The health official said that the Department of Interior and Local Government is in charge of dealing with the local government units which would prematurely lift the face shield mandate.
How about eyeglass wearers?
The discussion about the wearing of goggles for COVID-19 prompted concerns from eyeglass wearers who complained about experiencing struggles with the current mandatory use of face shields.
“‘Yung struggle ko as (someone) wearing glasses tapos goggles ngayon?? Isa bang malaking laboratory ang Pilipinas for us to wear goggles? Well, we’re like guinea pigs naman being played the government, so what’s the difference?,” a Twitter user said in response to recent reports.
“Parang mas malala ang goggles kesa sa face shield. So paano na kaming naka-eyeglasses? Sana naman tingnan nila lahat ng aspect, like health, safety and comfort ng mga tao,” another online user wrote.
Others expressed concern that goggles would cost the Filipinos more than face shields.
“Mas mahal ‘yang goggles, mas malaki na naman balak ninyong kitain sa mga tao?” a Twitter user commented.
“Mas mahal ang price ng goggles kesa face shield. Maawa naman kayo sa mga Pilipino. Wala na nga makain, eto pa hahati sa kakarampot na sahod ng tao,” another online user wrote, adding that the COVID-19 pandemic has caused unemployment and affected workers, especially daily wage earners.
Only in hospital settings
Some members of the medical community likewise expressed disapproval at the idea of wearing protective eye gear in everyday settings.
“Would like these proponents to wear goggles even for one week lang so they would realize how these are even more difficult and uncomfortable compared to wearing face shields,” physician Jai Cabajar tweeted.
“Sinong expert na naman ba ito? Puwede ba evidence-based lang tayo? The goggles are only useful when you handle COVID patients especially if you do aerosol-generating procedures. Walang silbi ‘yan if you are outside the hospital,” Twitter user Tom, who specializes in renal medicine, wrote.
“You’re MUCH LESS LIKELY to get COVID through your eyes,” physician Jonathan Sy tweeted in response to the reports.
Dr. Tony Leachon, former special adviser to the National Task Force Against COVID-19, also reshared website links saying that health experts do not recommend the wearing of goggles and face shields in everyday activities.
“Sa ibang bansa , third dose or booster shots ang focus… sa atin sa Pilipinas, face shield pa rin ang ating usapin,” he tweeted.
The United States Centers for Disease Control and Prevention only requires its healthcare workers to don eye protection in “areas of substantial to high transmission.”
“In healthcare settings, eye protection is used by HCP (healthcare personnel) to protect their eyes from exposure to splashes, sprays, splatter, and respiratory secretions,” it said on its website.

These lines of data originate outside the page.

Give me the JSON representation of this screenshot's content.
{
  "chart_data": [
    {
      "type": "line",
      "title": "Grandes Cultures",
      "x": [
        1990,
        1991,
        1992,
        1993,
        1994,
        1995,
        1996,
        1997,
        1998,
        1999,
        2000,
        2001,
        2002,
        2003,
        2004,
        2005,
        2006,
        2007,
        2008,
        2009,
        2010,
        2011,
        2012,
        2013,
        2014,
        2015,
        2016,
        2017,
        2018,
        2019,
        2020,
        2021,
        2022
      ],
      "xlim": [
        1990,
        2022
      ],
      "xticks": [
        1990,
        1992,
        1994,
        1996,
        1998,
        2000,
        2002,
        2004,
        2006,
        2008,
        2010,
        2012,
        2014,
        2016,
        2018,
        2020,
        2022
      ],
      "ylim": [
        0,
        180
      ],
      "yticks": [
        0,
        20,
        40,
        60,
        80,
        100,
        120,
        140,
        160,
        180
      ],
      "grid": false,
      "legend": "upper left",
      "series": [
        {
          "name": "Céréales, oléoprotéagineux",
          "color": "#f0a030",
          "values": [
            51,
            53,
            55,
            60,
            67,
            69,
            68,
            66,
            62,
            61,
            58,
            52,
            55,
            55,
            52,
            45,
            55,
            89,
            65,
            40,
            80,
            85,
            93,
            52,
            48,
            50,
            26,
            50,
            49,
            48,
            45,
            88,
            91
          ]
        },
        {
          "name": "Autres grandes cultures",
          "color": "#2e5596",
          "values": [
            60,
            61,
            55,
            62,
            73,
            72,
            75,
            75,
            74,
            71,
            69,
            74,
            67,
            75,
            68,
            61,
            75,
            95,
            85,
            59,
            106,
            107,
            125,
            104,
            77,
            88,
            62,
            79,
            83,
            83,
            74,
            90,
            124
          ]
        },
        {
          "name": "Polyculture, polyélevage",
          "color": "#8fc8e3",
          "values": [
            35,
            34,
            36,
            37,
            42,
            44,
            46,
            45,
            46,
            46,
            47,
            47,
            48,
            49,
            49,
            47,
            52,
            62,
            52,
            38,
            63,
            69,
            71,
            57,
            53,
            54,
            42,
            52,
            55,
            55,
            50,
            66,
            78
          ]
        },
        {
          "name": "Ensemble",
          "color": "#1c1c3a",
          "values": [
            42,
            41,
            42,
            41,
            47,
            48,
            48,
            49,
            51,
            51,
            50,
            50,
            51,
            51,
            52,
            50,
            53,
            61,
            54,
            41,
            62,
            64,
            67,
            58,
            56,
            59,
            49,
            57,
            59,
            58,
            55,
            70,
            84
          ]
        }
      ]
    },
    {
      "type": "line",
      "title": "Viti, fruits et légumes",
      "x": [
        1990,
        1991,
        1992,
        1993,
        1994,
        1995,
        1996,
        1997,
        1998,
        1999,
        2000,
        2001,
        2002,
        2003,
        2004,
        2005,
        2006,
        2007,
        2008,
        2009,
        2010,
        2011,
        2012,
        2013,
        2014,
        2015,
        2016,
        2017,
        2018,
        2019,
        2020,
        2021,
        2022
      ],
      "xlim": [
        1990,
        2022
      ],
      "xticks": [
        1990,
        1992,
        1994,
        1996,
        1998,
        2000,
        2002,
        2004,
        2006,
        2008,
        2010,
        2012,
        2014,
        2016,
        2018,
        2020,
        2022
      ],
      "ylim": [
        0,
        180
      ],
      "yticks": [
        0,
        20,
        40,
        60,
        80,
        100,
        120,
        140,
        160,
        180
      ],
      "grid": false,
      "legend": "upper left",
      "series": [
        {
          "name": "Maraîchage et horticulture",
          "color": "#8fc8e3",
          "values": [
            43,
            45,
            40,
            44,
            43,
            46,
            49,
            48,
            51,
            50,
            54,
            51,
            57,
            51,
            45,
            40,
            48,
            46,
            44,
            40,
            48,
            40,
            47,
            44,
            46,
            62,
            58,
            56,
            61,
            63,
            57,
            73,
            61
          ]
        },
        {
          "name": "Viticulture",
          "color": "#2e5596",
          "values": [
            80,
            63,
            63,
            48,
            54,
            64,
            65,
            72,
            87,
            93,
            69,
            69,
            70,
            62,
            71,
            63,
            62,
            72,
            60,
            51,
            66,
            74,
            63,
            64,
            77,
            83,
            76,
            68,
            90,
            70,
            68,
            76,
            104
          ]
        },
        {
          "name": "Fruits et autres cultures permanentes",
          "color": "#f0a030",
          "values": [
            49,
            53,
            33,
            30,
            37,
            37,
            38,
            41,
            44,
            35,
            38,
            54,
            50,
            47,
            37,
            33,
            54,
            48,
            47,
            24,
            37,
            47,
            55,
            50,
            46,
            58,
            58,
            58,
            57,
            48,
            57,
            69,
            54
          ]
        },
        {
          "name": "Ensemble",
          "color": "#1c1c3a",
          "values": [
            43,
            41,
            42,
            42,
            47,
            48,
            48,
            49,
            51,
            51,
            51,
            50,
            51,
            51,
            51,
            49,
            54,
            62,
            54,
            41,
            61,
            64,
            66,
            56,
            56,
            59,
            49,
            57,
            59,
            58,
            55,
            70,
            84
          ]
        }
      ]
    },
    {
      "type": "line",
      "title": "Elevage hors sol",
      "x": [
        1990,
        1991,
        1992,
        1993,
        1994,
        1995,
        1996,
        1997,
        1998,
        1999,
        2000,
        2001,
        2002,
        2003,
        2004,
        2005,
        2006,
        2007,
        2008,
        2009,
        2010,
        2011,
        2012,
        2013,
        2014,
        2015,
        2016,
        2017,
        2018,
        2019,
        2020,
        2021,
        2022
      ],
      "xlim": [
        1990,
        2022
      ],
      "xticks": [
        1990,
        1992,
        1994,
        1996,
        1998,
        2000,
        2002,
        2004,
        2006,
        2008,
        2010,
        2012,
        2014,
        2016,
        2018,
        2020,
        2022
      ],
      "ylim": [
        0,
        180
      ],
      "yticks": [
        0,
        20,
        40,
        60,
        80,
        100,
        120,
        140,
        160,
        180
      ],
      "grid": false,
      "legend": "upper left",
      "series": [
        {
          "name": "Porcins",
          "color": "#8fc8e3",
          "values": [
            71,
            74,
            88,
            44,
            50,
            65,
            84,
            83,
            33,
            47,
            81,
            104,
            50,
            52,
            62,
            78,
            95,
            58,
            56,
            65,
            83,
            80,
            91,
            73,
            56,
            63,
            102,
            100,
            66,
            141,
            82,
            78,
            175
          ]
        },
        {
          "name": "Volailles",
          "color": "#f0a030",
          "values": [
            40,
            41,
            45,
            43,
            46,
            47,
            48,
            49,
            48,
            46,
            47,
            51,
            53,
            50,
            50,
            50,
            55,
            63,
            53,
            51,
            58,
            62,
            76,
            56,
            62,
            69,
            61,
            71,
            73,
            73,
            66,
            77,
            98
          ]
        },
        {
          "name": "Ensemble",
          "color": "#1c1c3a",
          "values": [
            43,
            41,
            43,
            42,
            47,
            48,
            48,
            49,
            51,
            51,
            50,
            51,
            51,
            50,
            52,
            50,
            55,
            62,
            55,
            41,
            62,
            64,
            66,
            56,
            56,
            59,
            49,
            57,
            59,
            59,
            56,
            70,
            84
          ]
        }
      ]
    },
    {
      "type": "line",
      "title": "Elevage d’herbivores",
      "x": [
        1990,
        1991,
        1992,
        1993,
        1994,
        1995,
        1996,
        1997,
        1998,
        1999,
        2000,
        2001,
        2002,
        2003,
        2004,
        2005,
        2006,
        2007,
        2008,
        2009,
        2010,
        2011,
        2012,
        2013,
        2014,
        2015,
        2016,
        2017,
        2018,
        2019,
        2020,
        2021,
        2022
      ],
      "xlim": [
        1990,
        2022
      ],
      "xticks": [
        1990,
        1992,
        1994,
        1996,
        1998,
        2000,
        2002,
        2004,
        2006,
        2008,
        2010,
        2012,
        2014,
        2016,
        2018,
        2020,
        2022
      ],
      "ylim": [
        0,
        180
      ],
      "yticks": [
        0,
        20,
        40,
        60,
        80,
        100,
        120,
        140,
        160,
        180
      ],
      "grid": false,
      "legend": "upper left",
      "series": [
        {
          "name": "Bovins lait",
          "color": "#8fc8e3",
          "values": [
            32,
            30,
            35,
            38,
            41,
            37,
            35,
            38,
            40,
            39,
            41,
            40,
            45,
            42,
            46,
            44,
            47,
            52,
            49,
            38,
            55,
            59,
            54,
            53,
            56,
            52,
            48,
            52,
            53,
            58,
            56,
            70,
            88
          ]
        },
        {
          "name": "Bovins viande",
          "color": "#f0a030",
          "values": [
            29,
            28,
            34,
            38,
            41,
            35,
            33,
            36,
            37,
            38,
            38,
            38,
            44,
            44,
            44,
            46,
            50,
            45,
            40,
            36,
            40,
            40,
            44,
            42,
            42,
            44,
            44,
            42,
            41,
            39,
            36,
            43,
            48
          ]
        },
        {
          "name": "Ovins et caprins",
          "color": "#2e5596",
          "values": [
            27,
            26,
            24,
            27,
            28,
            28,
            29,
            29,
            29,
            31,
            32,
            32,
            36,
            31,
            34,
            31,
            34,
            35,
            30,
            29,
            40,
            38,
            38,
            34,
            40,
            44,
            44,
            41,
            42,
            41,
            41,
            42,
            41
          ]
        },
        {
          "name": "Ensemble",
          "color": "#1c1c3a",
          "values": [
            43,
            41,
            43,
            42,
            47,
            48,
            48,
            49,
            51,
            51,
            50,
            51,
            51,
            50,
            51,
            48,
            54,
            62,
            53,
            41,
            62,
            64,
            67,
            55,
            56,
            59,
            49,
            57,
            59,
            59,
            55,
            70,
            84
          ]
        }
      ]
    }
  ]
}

An article from the Medical News Today last June said that a person “may acquire an eye infection with SARS-CoV-2 if they touch a contaminated surface and then touch their eye.”
SARS-CoV-2 is the virus causing COVID-19.
The article cited the US CDC which emphasized the importance of handwashing and avoiding touching one’s nose, mouth, and eyes with unwashed hands.
The report also said that maintaining physical distance and wearing a face mask is also important as a protective measure against COVID-19.